The guest speaker at he ceremony was an ex football player for Clemson and that just made Josh and Katie's night! They got to meet him and get their pic. took with him. By the way his name was Randy Anderson. It was great to hear his love for God.
That is not all the excitement for the night!! They always give door prizes and believe it or not I one the first one witch was
auto
graphed picture of Dabo Sweeney, and 4 free meals to waffle house!! Wow I was in shock because I never win anything. Josh was so excited!! He told me he prayed that I would win that prize!! LOL!! We will clear up the meaning of prayer with him later..

My dad broke his foot

Well I must blog about my dad and his small motorcycle wreck.. Last Monday he had a small wreck on his motorcycle as he was parking it and he was pretty banged up but my dad being his stubborn self did not go to the doctor till the following Friday and they let us know that his foot is broke on the left side and has to go back on the following Monday to get a cast after the swelling goes down.
I am just hoping after all this he will sell it. He is not a safe driver anyway. He never wears a helmet. I worry about him all the time on that thing and I am just glad it is not as bad as it could have been.So we will just keep saying a prayer that he will heal good and be back to normal...

Memebers of the church....

ON 6-6-10 Michael and I officially became members of Mayo first Baptist Church. We are still waiting to get baptized but we have filled out the paper work and been announced to the church.
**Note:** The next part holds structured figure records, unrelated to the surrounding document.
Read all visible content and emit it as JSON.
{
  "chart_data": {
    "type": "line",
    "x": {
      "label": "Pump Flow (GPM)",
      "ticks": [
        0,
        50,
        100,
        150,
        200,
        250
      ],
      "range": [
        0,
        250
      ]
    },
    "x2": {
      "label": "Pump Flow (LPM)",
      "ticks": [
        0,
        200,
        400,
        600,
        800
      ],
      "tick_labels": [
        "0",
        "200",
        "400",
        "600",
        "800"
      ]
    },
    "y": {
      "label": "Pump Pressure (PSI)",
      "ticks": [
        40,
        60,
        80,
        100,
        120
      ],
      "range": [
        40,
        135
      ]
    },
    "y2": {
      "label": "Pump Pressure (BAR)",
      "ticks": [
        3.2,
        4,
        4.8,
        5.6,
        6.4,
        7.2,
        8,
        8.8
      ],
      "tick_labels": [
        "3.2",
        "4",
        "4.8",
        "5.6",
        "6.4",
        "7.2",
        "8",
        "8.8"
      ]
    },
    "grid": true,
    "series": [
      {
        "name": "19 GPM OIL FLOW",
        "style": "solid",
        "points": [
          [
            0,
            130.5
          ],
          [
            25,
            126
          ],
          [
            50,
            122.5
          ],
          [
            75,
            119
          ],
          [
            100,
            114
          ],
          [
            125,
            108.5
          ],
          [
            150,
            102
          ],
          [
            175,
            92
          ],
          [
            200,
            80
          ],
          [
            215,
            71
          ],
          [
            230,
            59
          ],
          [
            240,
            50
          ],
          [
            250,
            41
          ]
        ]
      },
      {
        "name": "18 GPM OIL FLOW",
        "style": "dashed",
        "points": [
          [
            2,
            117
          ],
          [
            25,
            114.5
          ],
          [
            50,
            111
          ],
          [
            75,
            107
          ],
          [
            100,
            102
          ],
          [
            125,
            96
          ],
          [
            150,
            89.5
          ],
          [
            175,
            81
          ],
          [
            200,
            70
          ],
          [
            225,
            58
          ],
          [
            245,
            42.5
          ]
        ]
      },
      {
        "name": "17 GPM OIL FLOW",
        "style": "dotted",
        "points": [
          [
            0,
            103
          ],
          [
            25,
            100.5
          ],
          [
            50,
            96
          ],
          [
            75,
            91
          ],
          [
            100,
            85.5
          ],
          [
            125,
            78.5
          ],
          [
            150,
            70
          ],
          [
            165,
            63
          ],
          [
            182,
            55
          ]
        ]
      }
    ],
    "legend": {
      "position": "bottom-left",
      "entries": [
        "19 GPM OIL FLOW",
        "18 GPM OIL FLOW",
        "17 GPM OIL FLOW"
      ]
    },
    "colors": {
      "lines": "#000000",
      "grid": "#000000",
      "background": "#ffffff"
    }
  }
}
It was really exciting!! This is something that Michael and I really want. We are trying so hard to change every little thing in our life. We have also decided from this day forward to completely pay our tithes each month. 10% just as we are supposed to. We are really just going to rely on God to get us through. It was so crazy that the sermon was actually on how God will take care of us if we just put him first. We are so glad this adventure has began for us and just ready to see where it goes.. I love you my Lord and Savior and I am so glad to have found you in my life....

Wednesday, June 2, 2010

Wordless Wednesday

Ada taking a nap under the desk....

Tuesday, June 1, 2010

Elvis Presley Peace in the Valley

If I am going to keep it real I must show my love for Elvis!! I was raised on his music and though he had passed before my time I will tell you strait up he was one of the most good looking men I have ever seen. Other than that I truly love his music and I love any kind of Gospel music and Peace in the Valley is one of my favorites. I have many more that I am sure will be posted on day when the mood hits me.....NOT ashamed to say that I love me some Elvis Presley!!!